Dans ces conditions, comme le signale le journal le Monde « l’émigration repart à la hausse »[13], qu’il s’agisse de l’émigration légale ou illégale. On observe une fuite des cerveaux très importante, y compris chez les jeunes qui ont réussi leurs études et qui se font peu d’illusion sur la possibilité de trouver un emploi qualifié en France. « Émigrer pour étudier ou étudier pour émigrer » ? titrait quant à lui le quotidien algérien El Watan. Et même dans l’immigration clandestine, celle des harraga[14]  on observe désormais des familles et de plus en plus de jeunes filles.

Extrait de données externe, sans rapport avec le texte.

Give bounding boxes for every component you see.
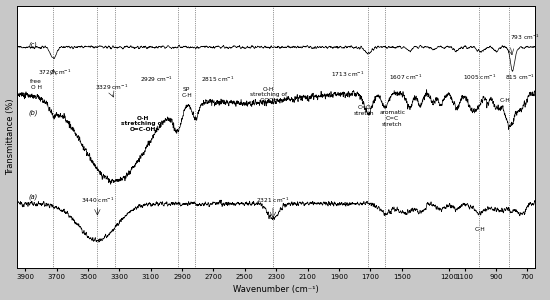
Text: O-H
stretching of
O=C-OH: O-H stretching of O=C-OH bbox=[121, 116, 164, 132]
Text: 3440 cm$^{-1}$: 3440 cm$^{-1}$ bbox=[81, 196, 114, 205]
X-axis label: Wavenumber (cm⁻¹): Wavenumber (cm⁻¹) bbox=[233, 285, 319, 294]
Text: (b): (b) bbox=[28, 110, 38, 116]
Y-axis label: Transmittance (%): Transmittance (%) bbox=[6, 99, 14, 175]
Text: free
O H: free O H bbox=[30, 79, 42, 90]
Text: C-H: C-H bbox=[500, 98, 511, 103]
Text: 3329 cm$^{-1}$: 3329 cm$^{-1}$ bbox=[95, 83, 128, 92]
Text: O-H
stretching of
-COOH: O-H stretching of -COOH bbox=[250, 87, 287, 103]
Text: 2321 cm$^{-1}$: 2321 cm$^{-1}$ bbox=[256, 196, 290, 205]
Text: 1005 cm$^{-1}$: 1005 cm$^{-1}$ bbox=[463, 73, 496, 82]
Text: aromatic
C=C
stretch: aromatic C=C stretch bbox=[379, 110, 405, 127]
Text: SP
C-H: SP C-H bbox=[182, 87, 192, 98]
Text: C-H: C-H bbox=[475, 226, 486, 232]
Text: 3720 cm$^{-1}$: 3720 cm$^{-1}$ bbox=[39, 67, 72, 76]
Text: 815 cm$^{-1}$: 815 cm$^{-1}$ bbox=[505, 73, 535, 82]
Text: (a): (a) bbox=[28, 194, 37, 200]
Text: 1713 cm$^{-1}$: 1713 cm$^{-1}$ bbox=[331, 70, 364, 79]
Text: 793 cm$^{-1}$: 793 cm$^{-1}$ bbox=[510, 33, 540, 42]
Text: (c): (c) bbox=[28, 41, 37, 48]
Text: 2929 cm$^{-1}$: 2929 cm$^{-1}$ bbox=[140, 75, 173, 84]
Text: C=O
stretch: C=O stretch bbox=[354, 105, 375, 116]
Text: 2815 cm$^{-1}$: 2815 cm$^{-1}$ bbox=[201, 75, 234, 84]
Text: 1607 cm$^{-1}$: 1607 cm$^{-1}$ bbox=[389, 73, 422, 82]
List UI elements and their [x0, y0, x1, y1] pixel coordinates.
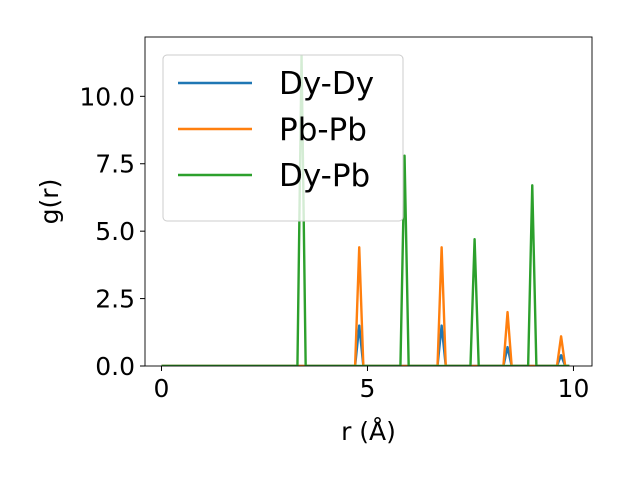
y-tick-label: 7.5 [95, 150, 135, 179]
x-tick-label: 5 [360, 374, 376, 403]
x-tick-label: 10 [558, 374, 590, 403]
x-axis-ticks: 0 5 10 [154, 366, 590, 403]
y-tick-label: 10.0 [79, 82, 135, 111]
y-axis-label: g(r) [35, 179, 64, 225]
y-tick-label: 2.5 [95, 285, 135, 314]
y-tick-label: 0.0 [95, 352, 135, 381]
legend: Dy-Dy Pb-Pb Dy-Pb [162, 54, 404, 222]
series-line-pb-pb [161, 246, 570, 366]
axes-frame [144, 36, 593, 367]
legend-box [162, 54, 404, 222]
y-tick-label: 5.0 [95, 217, 135, 246]
legend-label: Pb-Pb [279, 112, 367, 148]
y-axis-ticks: 0.0 2.5 5.0 7.5 10.0 [79, 82, 145, 381]
x-tick-label: 0 [154, 374, 170, 403]
legend-label: Dy-Pb [279, 158, 370, 194]
series-line-dy-dy [161, 324, 570, 366]
x-axis-label: r (Å) [341, 417, 396, 446]
legend-label: Dy-Dy [279, 66, 374, 102]
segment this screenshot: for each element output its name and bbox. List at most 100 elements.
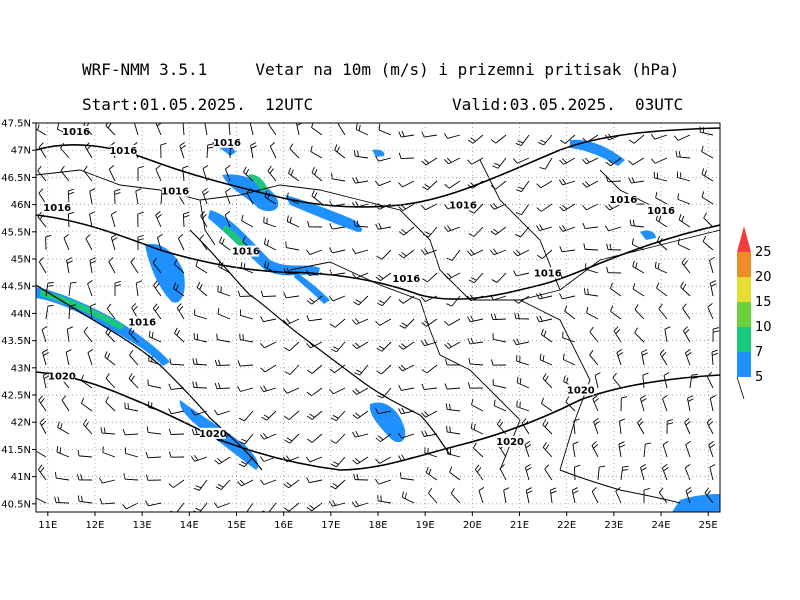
wind-barb-feather <box>45 234 52 238</box>
wind-barb-shaft <box>495 180 507 190</box>
wind-barb-feather <box>283 388 288 394</box>
wind-barb-feather <box>378 223 382 229</box>
x-tick-label: 12E <box>85 520 104 531</box>
wind-barb-feather <box>421 383 425 390</box>
wind-barb-feather <box>306 391 312 397</box>
wind-barb-feather <box>701 191 705 198</box>
wind-barb-shaft <box>632 157 645 166</box>
wind-barb-shaft <box>87 283 93 297</box>
wind-barb-shaft <box>182 168 185 182</box>
wind-barb-feather <box>684 463 691 469</box>
wind-barb-feather <box>594 372 601 376</box>
wind-barb-shaft <box>334 318 346 328</box>
wind-barb-feather <box>283 483 289 489</box>
wind-barb-shaft <box>706 376 714 389</box>
wind-barb-shaft <box>286 295 300 299</box>
wind-barb-shaft <box>539 226 553 232</box>
wind-barb-shaft <box>448 180 461 189</box>
wind-barb-shaft <box>574 466 576 481</box>
wind-barb-shaft <box>56 451 70 458</box>
wind-barb-feather <box>354 372 360 376</box>
wind-barb-feather <box>311 123 314 128</box>
wind-barb-shaft <box>311 410 323 420</box>
wind-barb-feather <box>55 472 57 479</box>
wind-barb-shaft <box>471 249 484 256</box>
wind-barb-shaft <box>564 310 576 320</box>
isobar-label: 1016 <box>128 317 156 328</box>
wind-barb-shaft <box>79 455 93 458</box>
wind-barb-feather <box>401 322 408 327</box>
wind-barb-feather <box>332 415 339 419</box>
isobar-label-bg <box>162 185 189 197</box>
wind-barb-feather <box>43 375 50 379</box>
wind-barb-feather <box>237 386 241 392</box>
wind-barb-shaft <box>135 283 139 297</box>
wind-barb-feather <box>39 142 44 148</box>
wind-barb-shaft <box>240 315 254 320</box>
wind-barb-feather <box>355 430 359 437</box>
wind-barb-feather <box>608 159 614 165</box>
wind-barb-feather <box>207 143 214 146</box>
wind-barb-feather <box>39 257 44 263</box>
wind-barb-feather <box>355 457 361 463</box>
wind-barb-feather <box>629 219 632 226</box>
wind-barb-feather <box>266 262 270 269</box>
wind-barb-shaft <box>586 180 599 188</box>
wind-barb-feather <box>398 345 404 350</box>
wind-barb-feather <box>296 120 301 123</box>
wind-barb-feather <box>102 446 104 453</box>
wind-barb-shaft <box>427 272 438 283</box>
wind-barb-feather <box>658 303 663 310</box>
wind-barb-shaft <box>516 406 530 412</box>
wind-barb-shaft <box>562 249 576 253</box>
wind-barb-shaft <box>286 247 300 251</box>
wind-barb-feather <box>288 167 292 174</box>
wind-barb-feather <box>421 160 427 166</box>
wind-barb-feather <box>683 326 688 332</box>
wind-barb-feather <box>517 186 524 190</box>
isobar-label-bg <box>534 267 561 279</box>
wind-barb-feather <box>713 327 720 330</box>
wind-barb-shaft <box>448 318 461 326</box>
wind-barb-shaft <box>102 452 116 458</box>
wind-barb-shaft <box>589 354 599 366</box>
wind-barb-feather <box>662 441 669 445</box>
wind-barb-shaft <box>402 180 415 188</box>
wind-barb-shaft <box>224 214 231 228</box>
wind-barb-shaft <box>401 477 415 481</box>
wind-barb-feather <box>156 213 162 219</box>
wind-barb-shaft <box>106 308 116 320</box>
wind-barb-shaft <box>68 305 71 320</box>
wind-barb-shaft <box>128 378 139 389</box>
wind-barb-shaft <box>89 306 93 320</box>
wind-barb-feather <box>352 344 358 350</box>
wind-barb-feather <box>678 214 682 221</box>
wind-barb-shaft <box>654 157 668 164</box>
wind-barb-shaft <box>193 363 208 366</box>
wind-barb-shaft <box>709 283 714 297</box>
wind-barb-shaft <box>286 387 300 394</box>
wind-barb-shaft <box>403 341 415 350</box>
wind-barb-feather <box>168 408 172 415</box>
wind-barb-feather <box>659 349 665 355</box>
wind-barb-shaft <box>516 157 530 164</box>
wind-barb-feather <box>376 347 383 352</box>
wind-barb-feather <box>217 483 224 488</box>
wind-barb-shaft <box>262 295 277 297</box>
wind-barb-shaft <box>564 134 576 144</box>
wind-barb-shaft <box>662 398 668 412</box>
wind-barb-feather <box>290 169 294 176</box>
wind-barb-shaft <box>355 318 369 325</box>
y-tick-label: 43N <box>11 363 31 374</box>
wind-barb-feather <box>467 139 474 144</box>
wind-barb-shaft <box>707 306 714 320</box>
wind-barb-feather <box>286 215 289 222</box>
lat-lon-grid <box>36 122 720 512</box>
wind-area-drava <box>285 195 363 232</box>
wind-barb-feather <box>355 201 360 207</box>
wind-barb-shaft <box>355 249 369 255</box>
wind-barb-feather <box>651 158 656 164</box>
wind-barb-shaft <box>618 444 622 458</box>
wind-barb-shaft <box>37 469 47 481</box>
wind-barb-feather <box>677 238 680 245</box>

Bref, pour l’instant on est encore dans un vaste mouvement très politique, interclassiste, contre la corruption et pour une réforme de l’État où chaque segment social aurait son mot à dire, de façon proportionnelle à sa place dans la société. Mais l’inflation continuent à s’accroitre doucement (4,3% en 2018, 5,6% en 2019 et 6,7% en 2020). Les classes moyennes et le prolétariat continuent à s’appauvrir. Si les images de danseuses continuent de fleurir et les jolies pancartes de réclamer la «liberté et la démocratie » d’ici trois quatre ans, se pourrait bien être pour le pain.

Leïla Ouitis

Première partie, publiée en anlgais par Roar, le 23 juin 2019.[1]

 

[1] « Algérie, économie politique d’une rupture annoncée », Alternative économique, le 04/03/2019.

[2] Théo Cosme  « Algérie, intoxication rentière et lutte de classe » extrait de Du Kochari au jasmin (à paraître)

[3] Charef, Octobre, Octobre – Algérie 1988, un chahut de gamins?, Laphomic (1990)

[4] Tlemcani, Etat, bazar et globalisation. L’aventure de l’infitah en Algérie, El ik ma, Alger, 1999).

[5] Théo Cosme, op.cit.

[6] Hadj-Moussa, « En Algérie, l’épineuse question des générations », Le Monde, 5 mars 2019,

[7] Liberté, Alger 27 décembre 2010, cité dans Le Monde diplomatique, février 2011.

[8] Théo Cosme, op.cit.

[9]  Safir, « Algérie 2019: à propos d’un nouveau contexte de crise », Médiapart, le 6 mars 2019, trouvé dans l’excellent dossier consacré à l’Algérie,  éditions Asymétrie : « La rente, L’État, la révolte ».

[10] Meddi, « C’est le casino qui gagne à la fin » Libération, le 26 mars 2019.

[11] Charef, op.cit.

[12] El Azzouzi,  «L’Algérie ne permet pas à sa jeunesse de se projeter dans l’avenir» , Mediapart, le 4 mars 2019.

Bozonnet et Chenaoui  « L’émigration algérienne repart à la hausse » Le Monde, 6 décembre 2017.

[13] El Azzouzi, op.cit.

[14] Du verbe harrag, brûler, consumer.  Les haraggas brulent leurs papiers pour échapper à la police comme ils « brulent » leurs vies.